The good news: the commission now has an answer. The bad: the attorney general’s analysis is privileged, and it’s not clear how much if any the commission will make public, or when.
The Land Use Commission today is scheduled to discuss the attorney general’s analysis on whether the City and County of Honolulu followed the state’s Important Agricultural Lands law when crafting a plan to impose the designation on 12% of Oahu’s land, primarily belonging to small landowners.
But, the meeting’s agenda shows, the commission plans to hold the bulk if not all of the discussion behind closed doors, using an exception to the state’s open meeting laws that lets agencies talk about legal matters in private.
LUC Chairman Jonathan Likeke Scheuer declined to comment on whether the commission had gotten what it requested from the attorney general.
Minutes of the commission’s May 26, 2021, meeting show that the commission voted to request “a formal published opinion from the Attorney General.” And James Walther, a deputy attorney general, confirmed the office did not provide that.
Instead, the office “provided advice, but not in the form of a formal opinion,” Walther said. The information falls under attorney-client privilege and thus is not public, Walther said. But he said the commission could opt to make the information public.
“They can do with it what they will,” he said.
Scheuer said the commission will discuss whether to make the analysis public, but must do so in private executive session as an initial step.
“I can assure you, we’ll discuss it tomorrow,” he said.
Along with some other restrictions, the designation generally makes it harder for landowners to reclassify their land for a use other than agriculture. Classification is essentially state-level zoning that provides a broad framework to guide county zoning.
The statutes also provide processes for designating lands as important agricultural lands. One process lets landowners opt in voluntarily in exchange for valuable perks – a process many large and sophisticated landowners have already used. The other process, which is now at issue, requires the counties to impose the designation on Important Agricultural Lands where owners haven’t asked for the designation.
The specific issue the commission has asked the Attorney General to address is whether the City and County of Honolulu followed statutory criteria when designating property as IAL without the consent of landowners.
Law Professor: City And County Violated Statute
The statute lists eight criteria meant to make sure lands designated as IAL are productive ag lands. And while the statute says it’s enough to meet just one of the eight criteria to receive “initial consideration,” it also says, “the designation of important agricultural lands shall be made by weighing the standards and criteria with each other” to meet the broad purpose outlined in the Hawaii Constitution and statutes. That purpose is to preserve highly productive agricultural land.
But instead of applying that analysis to each parcel, the City and County of Honolulu essentially did its weighing at the front end, by winnowing the eight criteria to the three most important; it then designated as IAL any land that met just one of the three.

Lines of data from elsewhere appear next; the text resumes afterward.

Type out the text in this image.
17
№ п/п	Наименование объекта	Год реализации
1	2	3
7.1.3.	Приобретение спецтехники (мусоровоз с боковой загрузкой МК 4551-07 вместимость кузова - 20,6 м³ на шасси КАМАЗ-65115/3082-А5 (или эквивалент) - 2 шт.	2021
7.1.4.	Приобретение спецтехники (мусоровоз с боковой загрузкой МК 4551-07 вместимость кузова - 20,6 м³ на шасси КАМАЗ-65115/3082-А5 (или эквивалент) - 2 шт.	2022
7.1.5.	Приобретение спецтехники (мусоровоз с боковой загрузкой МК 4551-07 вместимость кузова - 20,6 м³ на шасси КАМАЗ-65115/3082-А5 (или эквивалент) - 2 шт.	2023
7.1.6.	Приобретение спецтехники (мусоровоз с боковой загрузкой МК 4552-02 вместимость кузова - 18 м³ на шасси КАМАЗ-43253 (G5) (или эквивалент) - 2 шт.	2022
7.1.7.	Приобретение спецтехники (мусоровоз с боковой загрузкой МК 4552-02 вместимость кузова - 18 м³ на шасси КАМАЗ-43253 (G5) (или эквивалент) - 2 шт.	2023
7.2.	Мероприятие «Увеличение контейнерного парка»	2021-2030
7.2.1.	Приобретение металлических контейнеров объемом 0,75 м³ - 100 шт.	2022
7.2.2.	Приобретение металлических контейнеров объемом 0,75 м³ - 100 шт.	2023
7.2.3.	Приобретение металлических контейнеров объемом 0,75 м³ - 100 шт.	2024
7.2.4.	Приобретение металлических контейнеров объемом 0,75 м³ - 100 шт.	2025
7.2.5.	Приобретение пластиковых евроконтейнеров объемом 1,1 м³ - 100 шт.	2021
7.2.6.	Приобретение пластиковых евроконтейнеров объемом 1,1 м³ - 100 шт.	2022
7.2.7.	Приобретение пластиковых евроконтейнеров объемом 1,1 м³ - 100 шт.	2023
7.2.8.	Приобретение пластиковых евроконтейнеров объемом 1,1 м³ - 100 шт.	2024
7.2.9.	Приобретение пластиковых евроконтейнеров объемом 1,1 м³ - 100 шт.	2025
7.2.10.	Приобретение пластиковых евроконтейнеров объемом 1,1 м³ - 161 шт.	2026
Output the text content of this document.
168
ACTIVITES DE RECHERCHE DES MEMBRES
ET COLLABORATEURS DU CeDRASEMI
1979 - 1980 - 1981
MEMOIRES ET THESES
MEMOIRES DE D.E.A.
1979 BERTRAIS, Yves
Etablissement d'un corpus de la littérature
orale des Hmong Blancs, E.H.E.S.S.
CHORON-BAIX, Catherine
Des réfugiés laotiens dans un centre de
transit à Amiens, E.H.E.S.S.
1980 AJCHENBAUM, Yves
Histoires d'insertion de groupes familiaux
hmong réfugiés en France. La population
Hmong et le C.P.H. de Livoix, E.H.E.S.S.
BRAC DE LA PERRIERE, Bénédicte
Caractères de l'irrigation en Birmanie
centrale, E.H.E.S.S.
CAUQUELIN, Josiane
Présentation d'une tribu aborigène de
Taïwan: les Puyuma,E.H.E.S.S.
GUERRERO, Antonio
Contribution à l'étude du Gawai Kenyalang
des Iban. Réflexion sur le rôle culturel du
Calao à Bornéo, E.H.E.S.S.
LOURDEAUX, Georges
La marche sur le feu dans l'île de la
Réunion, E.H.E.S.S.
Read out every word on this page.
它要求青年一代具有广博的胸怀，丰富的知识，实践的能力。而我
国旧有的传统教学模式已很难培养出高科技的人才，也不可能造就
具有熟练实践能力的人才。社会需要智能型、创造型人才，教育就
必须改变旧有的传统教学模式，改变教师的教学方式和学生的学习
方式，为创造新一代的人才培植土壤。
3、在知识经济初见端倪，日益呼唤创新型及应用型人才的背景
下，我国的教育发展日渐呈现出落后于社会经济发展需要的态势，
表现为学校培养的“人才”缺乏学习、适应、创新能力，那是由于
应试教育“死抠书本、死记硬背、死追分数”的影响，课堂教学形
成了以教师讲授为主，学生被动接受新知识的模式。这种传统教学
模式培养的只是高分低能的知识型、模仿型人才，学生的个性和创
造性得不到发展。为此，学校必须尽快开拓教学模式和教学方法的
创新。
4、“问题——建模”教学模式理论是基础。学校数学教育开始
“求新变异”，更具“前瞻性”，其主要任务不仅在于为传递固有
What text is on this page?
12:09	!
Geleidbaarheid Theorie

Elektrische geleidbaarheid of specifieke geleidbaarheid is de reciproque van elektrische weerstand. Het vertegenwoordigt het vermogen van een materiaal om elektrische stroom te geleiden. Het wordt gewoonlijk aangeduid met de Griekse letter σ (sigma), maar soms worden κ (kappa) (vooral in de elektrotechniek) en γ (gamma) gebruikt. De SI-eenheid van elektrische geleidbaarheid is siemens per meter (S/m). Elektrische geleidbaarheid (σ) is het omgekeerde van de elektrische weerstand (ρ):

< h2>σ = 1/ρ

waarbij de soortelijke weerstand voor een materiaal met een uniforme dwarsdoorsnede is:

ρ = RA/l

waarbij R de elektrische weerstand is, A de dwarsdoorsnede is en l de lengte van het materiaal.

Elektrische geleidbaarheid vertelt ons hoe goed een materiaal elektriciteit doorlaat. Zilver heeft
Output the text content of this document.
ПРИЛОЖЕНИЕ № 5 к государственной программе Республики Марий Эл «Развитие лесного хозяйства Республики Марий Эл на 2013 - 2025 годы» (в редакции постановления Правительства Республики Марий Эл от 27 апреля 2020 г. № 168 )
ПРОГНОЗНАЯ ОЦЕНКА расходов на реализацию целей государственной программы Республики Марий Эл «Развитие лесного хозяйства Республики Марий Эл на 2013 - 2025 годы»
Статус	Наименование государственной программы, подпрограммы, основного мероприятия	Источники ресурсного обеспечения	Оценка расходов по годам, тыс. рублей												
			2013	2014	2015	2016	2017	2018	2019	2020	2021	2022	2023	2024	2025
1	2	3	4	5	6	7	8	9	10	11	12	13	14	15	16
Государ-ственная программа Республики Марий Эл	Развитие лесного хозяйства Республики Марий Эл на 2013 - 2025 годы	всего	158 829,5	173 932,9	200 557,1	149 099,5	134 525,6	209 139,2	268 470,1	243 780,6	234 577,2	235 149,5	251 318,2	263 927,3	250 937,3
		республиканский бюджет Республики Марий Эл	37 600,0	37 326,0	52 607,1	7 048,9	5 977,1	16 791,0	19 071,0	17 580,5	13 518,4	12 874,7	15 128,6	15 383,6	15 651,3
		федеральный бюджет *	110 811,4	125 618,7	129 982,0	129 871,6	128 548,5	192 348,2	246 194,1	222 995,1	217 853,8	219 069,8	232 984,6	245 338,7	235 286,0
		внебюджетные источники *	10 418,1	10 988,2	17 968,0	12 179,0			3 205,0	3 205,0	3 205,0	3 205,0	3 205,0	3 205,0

That pulled in numerous parcels of less than an acre, as well as rocky or steep plots that owners say aren’t productive ag lands at all, much less the highly important ones that the statutes and constitution seek to protect.
David Callies, a professor emeritus at the University of Hawaii, William S. Richardson School of Law, said the city and county’s process was improper.
“This sounds very much like the city and county has decided it’s not convenient to follow the statute, so they didn’t do it,” said Callies, who is author of “Regulating Paradise: Land Use Controls in Hawai’i,” a legal treatise on the state’s land use laws. “It should be a slam dunk.”
Dawn Takeuchi Apuna, deputy director with the Honolulu Department of Planning and Permitting, said the city had in fact followed the law.
“There is nothing in the statute that requires the counties to weigh the standards and criteria for each individual parcel,” she said in an email.
“It would be practically infeasible to apply the standards and criteria to each parcel on an individual parcel-by-parcel basis,” she wrote. Of the 5,240 parcels of ag land, 1,800 were subject to screening for IAL recommendation.
“Can you imagine applying all eight criteria to each of the 1,800 parcels?” she asked.
But Callies said if it wasn’t practical for the city and county to apply the statutory analysis to thousands of parcels of land, officials should have sought help from lawmakers.
“I know it’s hard,” he said, “but your solution is to go back” to the Legislature to amend the statute.